This time there were neither exclamatory eyebrows nor smothered giggles, and Nora, forgetting that they had ever been, saw in Wolff's action the seal and charter of her happiness.
CHAPTER XII
NORA FORSAKES HER COUNTRY
Nora believed in unalloyed happiness. Any one with more experience would have known that unalloyed happiness, as such, does not exist. The moment when we feel ourselves supremely happy is the moment when we are most exposed to the rude shocks of fortune. We know it, and consequently our bliss is immediately overshadowed with the knowledge of its short duration.
When Mrs. Ingestre and Wolff had stood together hand in hand, as though in solemn compact of friendship and affection, Nora's heart had filled to overflowing; but already that same evening a dozen trifles, a dozen pin-pricks, came to prove to her that the storms and misadventures of the last weeks were by no means at an end.
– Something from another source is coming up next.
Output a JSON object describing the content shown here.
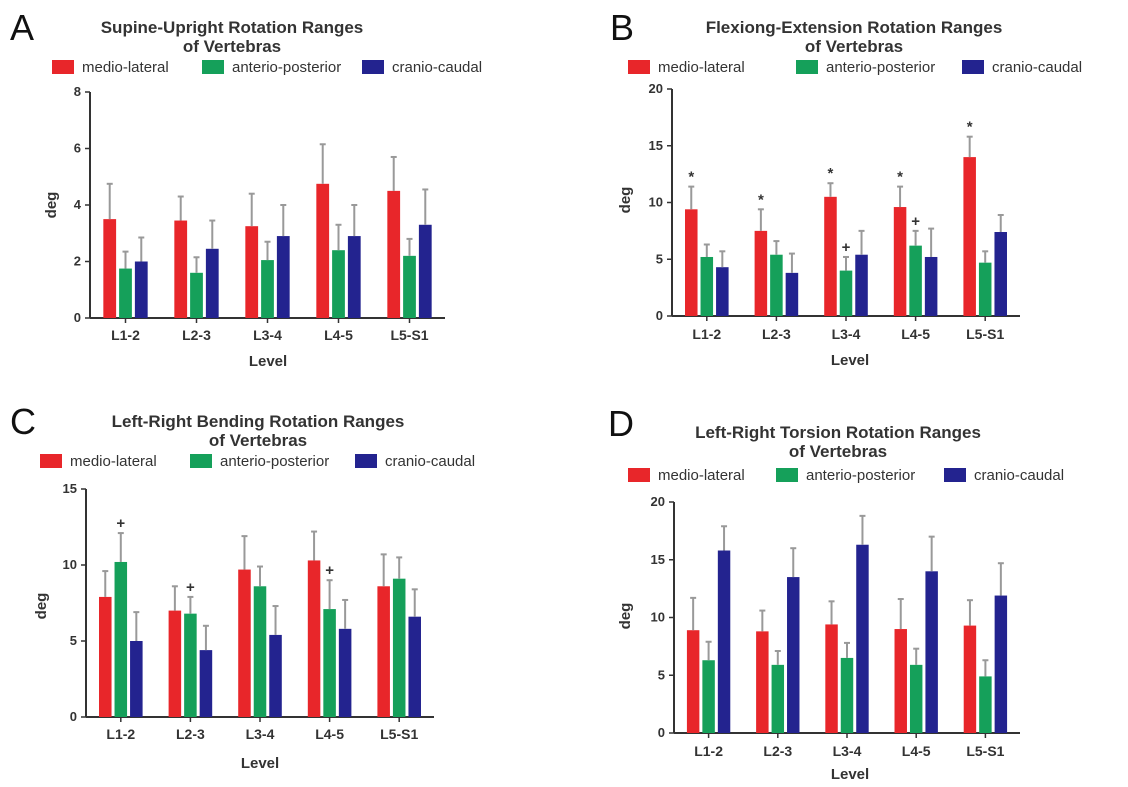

Her father who, to do him justice, never accused a fellow-creature until he was proved guilty, was none the less on the lookout for proofs of Wolff's unsuitability, and continued distressed and grave. If at any time the conversation became in the least animated, or showed a tendency to the mildest form of hilarity, he was at once on the spot with some painfully repressing commonplace. It was as though he were constantly murmuring, "Children, remember what has happened! This is not an occasion for unseemly mirth!" and in spite of all efforts the conversation drifted into a channel which would have been considered unnecessarily depressing at a funeral.
Miles aided and abetted his father after his own fashion. His asides to Nora were marked by pungent humour and sarcasm. Inquiries after Wolff's tailor, and whether it was the fashion in Germany to wear one's tie at "that angle," were varied with shocked appeals that "that fellow might be told to put his knife and fork together when he had finished eating, and not leave it sprawling about his plate like a yokel!"
Nora never retorted. She felt the uselessness of explaining that the Germans were different, but not on that account worse; but she felt like an enraged tigress who sees her cub attacked by brutal, clumsy hands. She did not see that Wolff, unaccustomed to such things, had struggled in vain with a refractory evening tie, nor that the cut of his coat was scarcely of the latest fashion. She saw first and foremost that he was a man and a gentleman, and her love and respect for him kindled in the same measure that her love for her father and brother diminished. There were moments during Wolff's fortnight visit when she came to hate both, so intensely did she resent their attitude towards her future husband. The Rev. John, thanks to Mrs. Ingestre, remained formal and polite to Wolff's face. Behind his back he displayed an all-damning charity.
"Of course, we must not judge a foreigner by our standards," he would say pathetically, "and I daresay he is well-meaning, but I wish, my poor child——"
He would then break off, and look out of the window with an expression full of the most moving pity and regret.
Miles, fortified with the knowledge of exams. passed and a dawning manhood, was not so reserved in his opinions.